In the first year of the programme, Wael studied the following modules:

  • Agent-based modelling and multi-agent systems
  • Foundations of Object Oriented Programming
  • Key Issues in Global Public Health
  • Applied Microeconometrics

In three research attachments:

  • Wael compared the EQ-HWB, a new measure of health and well-being, with other measures in different populations, including EQ-5D-3L and EQ-5D-5L.
  • He calibrated the MIMiC-Bowel decision-analytic model, a colorectal cancer screening model, for Morocco.
  • He investigated the changes in the engagement in smoking and drinking by individuals over time in Great Britain.

Wael’s research interests include the attribution and valuation of public health interventions’ effects and the calibration of decision-analytic models. He is also interested in using C++ to program more resource-efficient decision-analytic models in R.

Kelly Needham

Kelly studied for a BSc in Mathematics and Statistics at Queen Mary University of London.

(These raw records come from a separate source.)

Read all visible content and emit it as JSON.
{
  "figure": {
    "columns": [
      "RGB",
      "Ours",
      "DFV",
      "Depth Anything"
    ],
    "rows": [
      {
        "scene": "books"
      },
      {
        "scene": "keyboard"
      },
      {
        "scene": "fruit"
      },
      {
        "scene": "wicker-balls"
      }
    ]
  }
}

During her studies, she worked as an NIHR Research Methods Intern at the University’s Pragmatic Clinical Trials Unit. She was then awarded an NIHR scholarship to study MSc Medical Statistics at the London School of Hygiene and Tropical Medicine (LSHTM). For her Master’s dissertation she identified the predictors of cognitive decline in patients attending an NHS memory clinic. After her MSc, she worked for two and a half years as a Research Fellow in Medical Statistics at the Clinical Trials Unit within LSHTM, where she worked as the trial statistician across several large trials involving the use of the antifibrinolytic Tranexamic Acid (TXA) for the treatment or prevention of bleeding. Kelly is currently the Deputy Module Organiser on the Basic Statistics for Clinical Trials module on the Clinical Trials distance learning MSc at LSHTM.

During her first year of the progamme, Kelly is taking modules in Economic Evaluation, Cost-effectiveness Modelling for Health Technology Assessment, Key Issues in Global Public Health, and Sociology of Health and Illness. Her first year research attachments involve developing a protocol for the economic analysis of a lung cancer screening trial conducted by the International Agency for Research on Cancer (IARC) of the World Health Organization, translating a tool used to estimate labour market outcomes from changes in EQ-5D into R and R Shiny, and developing and performing a pilot survey on the behaviour caused by changes to cigarette pack size and price.

Kelly’s research interests are in cancer prevention and treatment, and she intends to make this the topic area of her upcoming PhD.